2- “Como decorre do artigo 412.º do CPP, é pelas conclusões extraídas pelo recorrente na motivação apresentada, em que resume as razões do pedido que se define o âmbito do recurso. É à luz das conclusões da motivação do recurso que este terá de apreciar-se, donde resulta que o essencial e o limite de todas as questões a apreciar e a decidir no recurso, estão contidos nas conclusões, exceptuadas as questões de conhecimento oficioso”.

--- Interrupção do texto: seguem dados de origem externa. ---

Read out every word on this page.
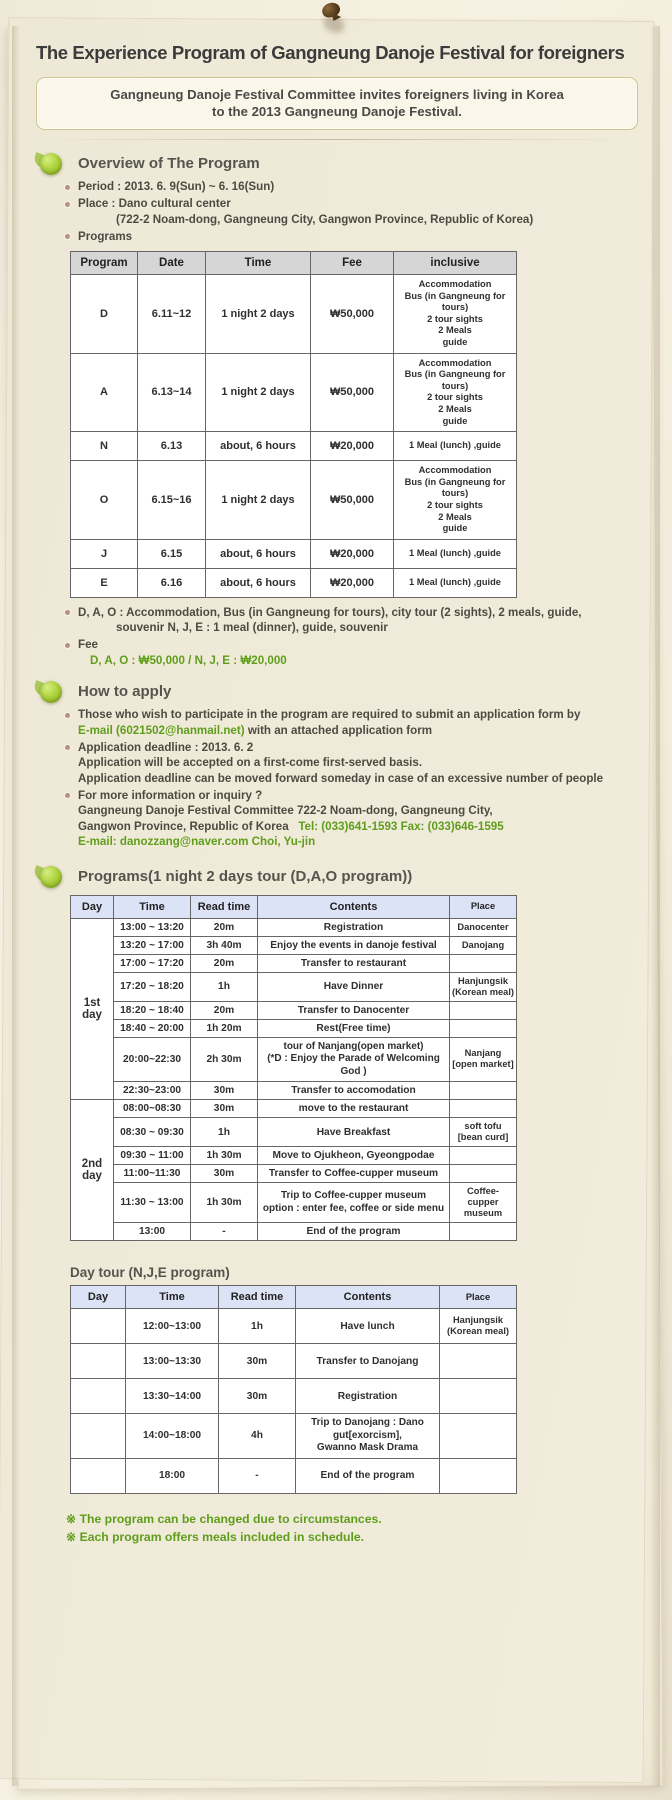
The Experience Program of Gangneung Danoje Festival for foreigners
Gangneung Danoje Festival Committee invites foreigners living in Korea
to the 2013 Gangneung Danoje Festival.
Overview of The Program
Period : 2013. 6. 9(Sun) ~ 6. 16(Sun)
Place : Dano cultural center
(722-2 Noam-dong, Gangneung City, Gangwon Province, Republic of Korea)
Programs
Program	Date	Time	Fee	inclusive
D	6.11~12	1 night 2 days	₩50,000	Accommodation
Bus (in Gangneung for tours)
2 tour sights
2 Meals
guide
A	6.13~14	1 night 2 days	₩50,000	Accommodation
Bus (in Gangneung for tours)
2 tour sights
2 Meals
guide
N	6.13	about, 6 hours	₩20,000	1 Meal (lunch) ,guide
O	6.15~16	1 night 2 days	₩50,000	Accommodation
Bus (in Gangneung for tours)
2 tour sights
2 Meals
guide
J	6.15	about, 6 hours	₩20,000	1 Meal (lunch) ,guide
E	6.16	about, 6 hours	₩20,000	1 Meal (lunch) ,guide
D, A, O : Accommodation, Bus (in Gangneung for tours), city tour (2 sights), 2 meals, guide,
souvenir N, J, E : 1 meal (dinner), guide, souvenir
Fee
D, A, O : ₩50,000 / N, J, E : ₩20,000
How to apply
Those who wish to participate in the program are required to submit an application form by
E-mail (6021502@hanmail.net) with an attached application form
Application deadline : 2013. 6. 2
Application will be accepted on a first-come first-served basis.
Application deadline can be moved forward someday in case of an excessive number of people
For more information or inquiry ?
Gangneung Danoje Festival Committee 722-2 Noam-dong, Gangneung City,
Gangwon Province, Republic of Korea Tel: (033)641-1593 Fax: (033)646-1595
E-mail: danozzang@naver.com Choi, Yu-jin
Programs(1 night 2 days tour (D,A,O program))
Day	Time	Read time	Contents	Place
1st
day	13:00 ~ 13:20	20m	Registration	Danocenter
	13:20 ~ 17:00	3h 40m	Enjoy the events in danoje festival	Danojang
	17:00 ~ 17:20	20m	Transfer to restaurant	
	17:20 ~ 18:20	1h	Have Dinner	Hanjungsik
(Korean meal)
	18:20 ~ 18:40	20m	Transfer to Danocenter	
	18:40 ~ 20:00	1h 20m	Rest(Free time)	
	20:00~22:30	2h 30m	tour of Nanjang(open market)
(*D : Enjoy the Parade of Welcoming God )	Nanjang
[open market]
	22:30~23:00	30m	Transfer to accomodation	
2nd
day	08:00~08:30	30m	move to the restaurant	
	08:30 ~ 09:30	1h	Have Breakfast	soft tofu
[bean curd]
	09:30 ~ 11:00	1h 30m	Move to Ojukheon, Gyeongpodae	
	11:00~11:30	30m	Transfer to Coffee-cupper museum	
	11:30 ~ 13:00	1h 30m	Trip to Coffee-cupper museum
option : enter fee, coffee or side menu	Coffee-cupper
museum
	13:00	-	End of the program	
Day tour (N,J,E program)
Day	Time	Read time	Contents	Place
	12:00~13:00	1h	Have lunch	Hanjungsik
(Korean meal)
	13:00~13:30	30m	Transfer to Danojang	
	13:30~14:00	30m	Registration	
	14:00~18:00	4h	Trip to Danojang : Dano gut[exorcism],
Gwanno Mask Drama	
	18:00	-	End of the program	
※ The program can be changed due to circumstances.
※ Each program offers meals included in schedule.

3- São as conclusões, que fixam o objecto do recurso, artigo 417º, nº3, do Código de Processo Penal.

4- O arguido tem antecedentes criminais.

5- Questiona o recorrente a medida da pena, e diz a propósito da medida da pena: o Prof. Germano Marques da Silva [Direito Penal Português, 3, pág. 130], que a pena será estabelecida com base na intensidade ou grau de culpabilidade (...). Mas, para além da função repressiva medida pela culpabilidade, a pena deverá também cumprir finalidades preventivas de protecção do bem jurídico e de integração do agente na sociedade. Vale dizer que a pena deverá desencorajar ou intimidar aqueles que pretendem iniciar-se na prática delituosa e deverá ressocializar o delinquente”.

6- Ou como se diz no Acórdão do Supremo Tribunal de Justiça: ”II- Culpa e prevenção constituem o binómio que preside à determinação da medida da pena, art. 71.º, n.º 1, do CP. A culpa como expressão da responsabilidade individual do agente pelo facto, fundada na existência de liberdade de decisão do ser humano e na vinculação da pessoa aos valores juridicamente protegidos (dever de observância da norma jurídica), é o fundamento ético da pena e, como tal, seu limite inultrapassável – art. 40.º, n.º 2, do CP.

III- Dentro deste limite, a pena é determinada dentro de uma moldura de prevenção geral de integração, cujo limite superior é oferecido pelo ponto óptimo de tutela dos bens jurídicos e cujo limite inferior é constituído pelas exigências mínimas de defesa do ordenamento jurídico, só então entrando considerações de prevenção especial, in www.dgsi.pt, Proc. nº 315/11.2JELSB.E1.S1, 1-7-2015.

7- Cometeu o recorrente factos muito graves os quais suscitaram alarme social e causaram prejuízos a outrem, para além da dependência de álcool e estupefacientes que o próprio recorrente admite.

8- Há no caso em análise imperativos de prevenção geral e especial a salvaguardar e não estão reunidas as condições para reduzir as penas parcelares e única em que o arguido foi condenado em 1ª instância.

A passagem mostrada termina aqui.